01 November 2007

Scribblings

I spent a number of very fruitless hours wrestling with a computer system several weeks ago. Basically, I was trying to see whether the new dividend scale would crash our system or not (the answer was yes it would -- surprise, surprise, surprise).

While waiting for the system to cycle forward (a process that takes anywhere between 30 seconds and three minutes per transaction), I tried my hand at some extemporaneous poetry. I had been reading Madam Murasaki's Tale of Genji that week, and I was curious about what kind of poetry I would be able to compose at a moment's notice, since that is one of the things Genji is so renowned for (besides being indescribably beautiful and unfaithful to every one of his innumerable paramours, but that is beside the point).

It's kind of tricky, because most of the poetry is highly allusive and layered with naturalistic images, and I am familiar with neither Japanese poetry nor Japanese nature imagery. I did, however, make my poems two lines long, which is more or less what Genji does in the novel, too. So that's something, anyway.

Here are a couple of the poems I came up with between cycles. Please note that they are not very good.



Waning, cloud-cloaked rays of sunlight, dim at day's end,
Promise that tomorrow will hold sufficient troubles of its own.



Squirrels scuttling through overgrown grass-
Neglected lawn teems with life.


3 comments:

Anonymous said...

Fun stuff...though that does seem an awfully positive take on squirrels for you.
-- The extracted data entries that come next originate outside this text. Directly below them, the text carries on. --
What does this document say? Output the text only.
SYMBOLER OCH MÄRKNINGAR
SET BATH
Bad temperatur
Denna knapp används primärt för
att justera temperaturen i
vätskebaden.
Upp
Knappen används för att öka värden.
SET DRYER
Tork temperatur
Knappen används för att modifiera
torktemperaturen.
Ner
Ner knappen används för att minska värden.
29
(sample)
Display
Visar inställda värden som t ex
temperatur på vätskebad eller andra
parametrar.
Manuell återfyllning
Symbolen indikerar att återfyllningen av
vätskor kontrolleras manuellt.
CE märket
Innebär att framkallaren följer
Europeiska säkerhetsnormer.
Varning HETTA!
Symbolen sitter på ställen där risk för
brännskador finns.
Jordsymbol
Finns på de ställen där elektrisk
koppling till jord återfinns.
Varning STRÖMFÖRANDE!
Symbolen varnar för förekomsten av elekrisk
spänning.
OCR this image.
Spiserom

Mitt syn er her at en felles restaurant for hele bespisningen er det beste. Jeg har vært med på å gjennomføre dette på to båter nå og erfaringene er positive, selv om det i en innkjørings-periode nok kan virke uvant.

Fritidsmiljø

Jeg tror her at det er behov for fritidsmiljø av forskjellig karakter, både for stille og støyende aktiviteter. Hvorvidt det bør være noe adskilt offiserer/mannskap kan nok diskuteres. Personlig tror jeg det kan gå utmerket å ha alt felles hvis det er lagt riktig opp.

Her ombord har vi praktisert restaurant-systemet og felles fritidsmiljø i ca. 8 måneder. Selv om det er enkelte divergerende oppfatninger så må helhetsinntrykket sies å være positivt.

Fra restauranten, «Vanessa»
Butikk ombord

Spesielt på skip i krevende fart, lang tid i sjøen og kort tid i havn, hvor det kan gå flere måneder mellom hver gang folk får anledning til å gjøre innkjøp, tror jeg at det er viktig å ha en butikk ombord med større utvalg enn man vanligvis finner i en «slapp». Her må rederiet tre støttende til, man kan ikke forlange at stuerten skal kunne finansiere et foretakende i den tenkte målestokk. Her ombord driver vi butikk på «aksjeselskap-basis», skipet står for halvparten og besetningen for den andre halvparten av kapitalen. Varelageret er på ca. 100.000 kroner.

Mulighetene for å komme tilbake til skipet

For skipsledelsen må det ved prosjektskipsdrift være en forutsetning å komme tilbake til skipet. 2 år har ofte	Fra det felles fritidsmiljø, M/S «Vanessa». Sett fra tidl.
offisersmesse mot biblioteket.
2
By the way, have you seen that video on Teh Internets of the squirrel that chews through a telephone wire, catches fire, and destroys a car? It's pretty sweet.

luaphacim said...

Yeah, the problem is that ancient Japanese court poetry really had a pretty positive view of nature, so I couldn't justify inserting my personal views of squirrels into this particular piece. :-)

I totally need to see that video. 8-|

Anonymous said...

I was wondering the same thing as EB. You can't be softening to Squirrels, can you?